LOXAHATCHEE, Fla. (AP) – South Florida water officials are threatening to cancel a lease with the U.S. Fish and Wildlife Service over management of a 144,000-acre wildlife refuge in the Everglades.
The Miami Herald (http://hrld.us/2hxsjTN ) reports that the South Florida Water Management District owns the land occupied by the Arthur R. Marshall Loxahatchee National Wildlife Refuge, but the federal agency operates the refuge.
State water officials claim the federal agency has done a lousy job of maintaining the refuge, especially when it comes to controlling a fern that has spread throughout the Everglades.
But supporters of the refuge say the threat is more about politics than anything.
They say state water officials just want to end federal meddling in the refuge, and that would give them more control over setting water quality standards.
There is a federal court order to limit the amount of phosphorus from fertilizers flowing into Everglades National Park. If the land is no longer a refuge, water district officials could argue that the limit no longer applies and also change that limit in state standards too, said Martha Musgrove, regional director for Florida Wildlife Federation, a conservation group.

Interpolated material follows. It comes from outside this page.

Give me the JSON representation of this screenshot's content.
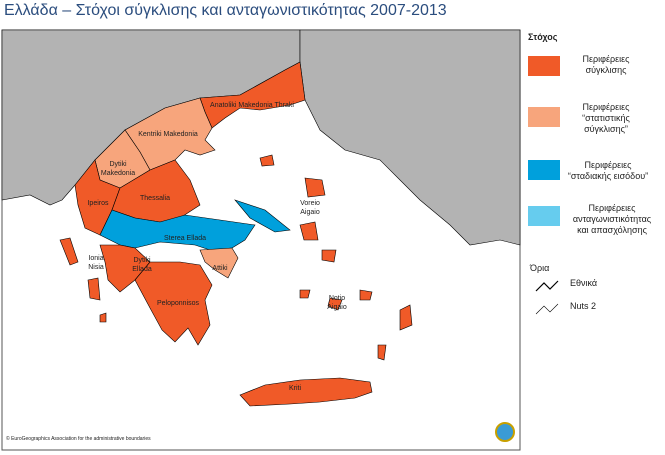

“They want to set their own water quality standards and not have a federal court looking over their shoulder,” Musgrove said.
Water district officials have vowed to protect plants and wildlife in the refuge, as well as scientific research and public use, but federal wildlife officials say the land will be managed without wildlife as its focus if it’s not a refuge.
“A small group of men who are out of step with everyone in this room have made a decision to cancel the lease,” Nathaniel Reed, a former assistant Secretary of the Inerior told a meeting of refuge supporters this month. “They are totally out of step with all of us.”
Water district officials said they can no longer tolerate how the refuge is being managed, especially when it comes to controlling the Old World climbing fern, which has infested huge swaths of the Everglades. District executive director Pete Antonacci said district officials, out of frustration, invited Department of Interior officials to see the damage caused by the fern three years ago.
“The Department of Interior came down and saw the damage and did nothing,” Antonacci said.